Want to read all blog posts in this series? We start with an assessment of what we think is the new age of digital business problem solving in part 1, to then discuss how to tackle functional fixedness in part 2. In part 3 we dive into the future of search and whether it's proactive.
Natural language question answering (NLQA) is an exciting and challenging growth area for web and mobile search. It arises predominantly due to the quick uptake in voice search services such as Siri and Cortana. Anticipation for its development is building, which means its impact at an enterprise search level is also well worth investigating.
Search by NLQA involves asking a question in a conversational way, such as “who was president of the USA when the Vietnam war ended?”. This style of querying tends to come easily when using voice-activated search services or virtual digital assistants. It is sophisticated when contrasted with the approach used by the majority of web, site or enterprise search queries processed to date: keyword searches.
In certain circumstances though, it would be sensible to question why a simple keyword search should need to be expanded to a natural language query, particularly if the user is typing on a mobile, as we know the majority of our digital consumption now takes place on mobile (51% compared to 42% for desktop). NLQA requires more words which when typing, means more time, more effort.
This is of particular interest if the keyword search and the natural language query return the same information. If you were trying to remember the name of a particular movie for example, and you entered a keyword search of ‘Harrison Ford 1993’, a Google web search will return a top of result for the Wikipedia page for the movie The Fugitive, and a second result for the IMDB page for the same film. At a glance you have the information you need, as captured in the search result summary, and if you’re now intrigued to see the cast list, you can click through the first result to find it.
So, why should you have to expand your query to “What is the name of the film starring Harrison Ford made in 1993?” Perhaps the answer lies in the context or sentiment that the additional words add to the query, which possibly changes the result set to include a Google ‘featured snippet’.
Could catering for NLQA within enterprise search be worth our while? More importantly, can we assume that people prefer a natural language query?
Out of curiosity, we ran a small test over Funnelback query logs for a sample of our website search customers, which included over 272 million queries. Out of all the queries, only 0.1%, or 1 in 1000 queries, were identified as being input in ‘natural language’. And although we don’t have the same test data for enterprise search, the use case for natural language query processing within an enterprise seems to be thin. With such a small percentage of queries being posed this way, could focusing on the answering of the query, regardless of the input method, be a more productive way of addressing and improving site and enterprise search user experience?
The popularity of NLQA is most certainly on the rise. Users are excited at the prospect of treating their device, and in this case specifically their search interface, as an almost human-like interaction.
Our vision is to make discovery of information more intuitive and immediate than asking an expert. In essence this means that question answering with or without the natural language query is a broader and important use case in itself, because we know that if the question is not answered accurately, your are likely to lose your web site user to a Google web search, at best. At worst, in an enterprise scenario, time and resources (money) will be spent recreating the information they need.

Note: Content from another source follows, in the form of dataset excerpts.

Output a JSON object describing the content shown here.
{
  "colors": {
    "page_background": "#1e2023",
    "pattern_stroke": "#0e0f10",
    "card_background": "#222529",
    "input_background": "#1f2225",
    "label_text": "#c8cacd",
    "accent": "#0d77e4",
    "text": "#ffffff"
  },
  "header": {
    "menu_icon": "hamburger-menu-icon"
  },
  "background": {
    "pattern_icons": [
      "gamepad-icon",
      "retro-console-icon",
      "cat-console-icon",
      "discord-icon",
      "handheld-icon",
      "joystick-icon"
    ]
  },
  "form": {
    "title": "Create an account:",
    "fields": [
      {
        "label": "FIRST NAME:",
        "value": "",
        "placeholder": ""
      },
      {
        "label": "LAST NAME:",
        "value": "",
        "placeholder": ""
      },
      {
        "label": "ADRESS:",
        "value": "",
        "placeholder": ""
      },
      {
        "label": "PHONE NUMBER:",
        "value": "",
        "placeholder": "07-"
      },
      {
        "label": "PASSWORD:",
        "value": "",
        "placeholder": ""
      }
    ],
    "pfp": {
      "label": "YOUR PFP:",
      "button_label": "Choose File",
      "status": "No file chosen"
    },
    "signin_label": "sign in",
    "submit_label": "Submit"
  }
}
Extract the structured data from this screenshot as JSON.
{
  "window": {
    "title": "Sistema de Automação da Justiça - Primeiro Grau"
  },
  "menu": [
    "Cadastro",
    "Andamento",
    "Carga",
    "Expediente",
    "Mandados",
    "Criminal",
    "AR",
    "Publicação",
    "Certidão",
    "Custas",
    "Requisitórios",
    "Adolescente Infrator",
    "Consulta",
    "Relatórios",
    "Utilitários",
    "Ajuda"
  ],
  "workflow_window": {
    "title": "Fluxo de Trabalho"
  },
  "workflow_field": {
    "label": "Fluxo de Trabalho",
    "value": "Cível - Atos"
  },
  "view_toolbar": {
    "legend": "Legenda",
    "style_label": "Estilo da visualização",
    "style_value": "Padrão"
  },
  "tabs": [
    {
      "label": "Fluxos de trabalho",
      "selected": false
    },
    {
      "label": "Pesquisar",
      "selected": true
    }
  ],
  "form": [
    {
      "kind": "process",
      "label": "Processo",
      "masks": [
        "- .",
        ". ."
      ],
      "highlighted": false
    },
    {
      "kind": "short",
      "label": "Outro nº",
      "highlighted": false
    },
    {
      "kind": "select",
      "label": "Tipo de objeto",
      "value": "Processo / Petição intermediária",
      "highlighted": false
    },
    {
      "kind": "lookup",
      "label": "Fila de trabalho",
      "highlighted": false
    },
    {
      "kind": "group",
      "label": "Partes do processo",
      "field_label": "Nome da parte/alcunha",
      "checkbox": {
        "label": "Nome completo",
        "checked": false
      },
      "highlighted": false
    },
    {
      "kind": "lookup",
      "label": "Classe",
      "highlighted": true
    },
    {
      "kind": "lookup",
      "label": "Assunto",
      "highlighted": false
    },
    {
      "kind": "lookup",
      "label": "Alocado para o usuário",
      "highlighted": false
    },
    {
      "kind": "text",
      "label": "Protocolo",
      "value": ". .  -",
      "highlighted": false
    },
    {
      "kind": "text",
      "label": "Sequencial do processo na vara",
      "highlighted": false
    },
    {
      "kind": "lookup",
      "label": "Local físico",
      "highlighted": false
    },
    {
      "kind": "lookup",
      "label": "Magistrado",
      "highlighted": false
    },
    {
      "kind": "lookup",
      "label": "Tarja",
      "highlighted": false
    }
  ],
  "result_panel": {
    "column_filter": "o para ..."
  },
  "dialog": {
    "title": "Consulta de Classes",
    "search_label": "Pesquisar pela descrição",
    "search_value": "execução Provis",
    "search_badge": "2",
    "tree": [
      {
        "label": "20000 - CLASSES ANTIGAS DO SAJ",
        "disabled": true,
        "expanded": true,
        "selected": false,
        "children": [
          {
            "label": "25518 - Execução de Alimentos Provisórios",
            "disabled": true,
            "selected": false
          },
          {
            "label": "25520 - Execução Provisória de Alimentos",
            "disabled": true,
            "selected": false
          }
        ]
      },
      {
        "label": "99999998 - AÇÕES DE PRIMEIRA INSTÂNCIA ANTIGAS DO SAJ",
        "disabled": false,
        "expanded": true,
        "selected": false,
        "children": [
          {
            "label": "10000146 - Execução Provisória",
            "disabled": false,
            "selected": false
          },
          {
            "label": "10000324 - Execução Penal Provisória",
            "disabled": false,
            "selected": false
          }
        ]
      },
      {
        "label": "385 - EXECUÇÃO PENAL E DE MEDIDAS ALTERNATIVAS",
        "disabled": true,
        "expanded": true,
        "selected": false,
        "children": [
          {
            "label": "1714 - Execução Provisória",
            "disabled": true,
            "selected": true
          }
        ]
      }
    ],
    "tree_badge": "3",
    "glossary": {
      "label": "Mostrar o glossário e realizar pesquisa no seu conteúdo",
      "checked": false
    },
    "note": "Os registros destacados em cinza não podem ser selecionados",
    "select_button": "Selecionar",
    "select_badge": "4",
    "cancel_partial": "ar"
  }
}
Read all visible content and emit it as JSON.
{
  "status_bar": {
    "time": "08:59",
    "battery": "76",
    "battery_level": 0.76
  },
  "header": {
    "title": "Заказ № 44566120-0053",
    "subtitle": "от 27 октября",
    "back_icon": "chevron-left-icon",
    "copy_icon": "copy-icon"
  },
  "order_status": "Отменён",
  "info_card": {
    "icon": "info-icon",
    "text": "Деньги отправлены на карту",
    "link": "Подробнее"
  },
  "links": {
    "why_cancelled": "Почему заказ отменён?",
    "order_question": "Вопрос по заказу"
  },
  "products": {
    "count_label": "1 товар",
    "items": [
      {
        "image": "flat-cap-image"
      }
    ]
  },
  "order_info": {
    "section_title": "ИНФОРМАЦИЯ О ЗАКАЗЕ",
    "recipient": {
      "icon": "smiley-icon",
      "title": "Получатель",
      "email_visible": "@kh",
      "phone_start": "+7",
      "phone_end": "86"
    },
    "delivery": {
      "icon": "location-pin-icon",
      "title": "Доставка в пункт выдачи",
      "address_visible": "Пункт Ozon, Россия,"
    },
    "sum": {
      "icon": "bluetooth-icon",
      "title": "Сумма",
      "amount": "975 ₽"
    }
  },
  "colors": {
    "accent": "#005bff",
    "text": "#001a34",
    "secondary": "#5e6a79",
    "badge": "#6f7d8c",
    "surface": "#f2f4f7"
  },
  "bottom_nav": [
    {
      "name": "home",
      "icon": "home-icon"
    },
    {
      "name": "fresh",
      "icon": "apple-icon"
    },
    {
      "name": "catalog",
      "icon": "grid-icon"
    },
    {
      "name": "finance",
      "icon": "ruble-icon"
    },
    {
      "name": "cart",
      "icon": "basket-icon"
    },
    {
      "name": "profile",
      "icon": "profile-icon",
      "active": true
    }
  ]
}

We predict that the business impacts of focusing on impactful question answering could be as far-reaching as:
Achieving this experience requires effort and planning. Still, patterns naturally emerge from your data which provide a logical place to start dividing content into categories, such as staff databases. Or, in a university environment, a course or events database. In a federal government department scenario, the events and staff search are just as relevant, but what about grouping policy documents together, or employee support services? Is there a use case for incorporating results from your company YouTube, Twitter or LinkedIn channels?
As usual, we’re interested in how we could take this even further. An organization that chose to influence which content items are returned based on each user's location, organization or search history, could provide a search experience that is personalized, anticipating the user's needs and possibly resolving them before they complete their search query.
By providing a well designed, contextual and highly visual alternative to 10 blue links on a search results page, we can effectively answer the question posed by the user, eliminating the need to scroll through search results and in some cases (with some clever results summaries displayed) the need to even click through to a page. This approach is stylish, but more importantly, it considers the premium on your customers, your employees, and eventually your business’ time.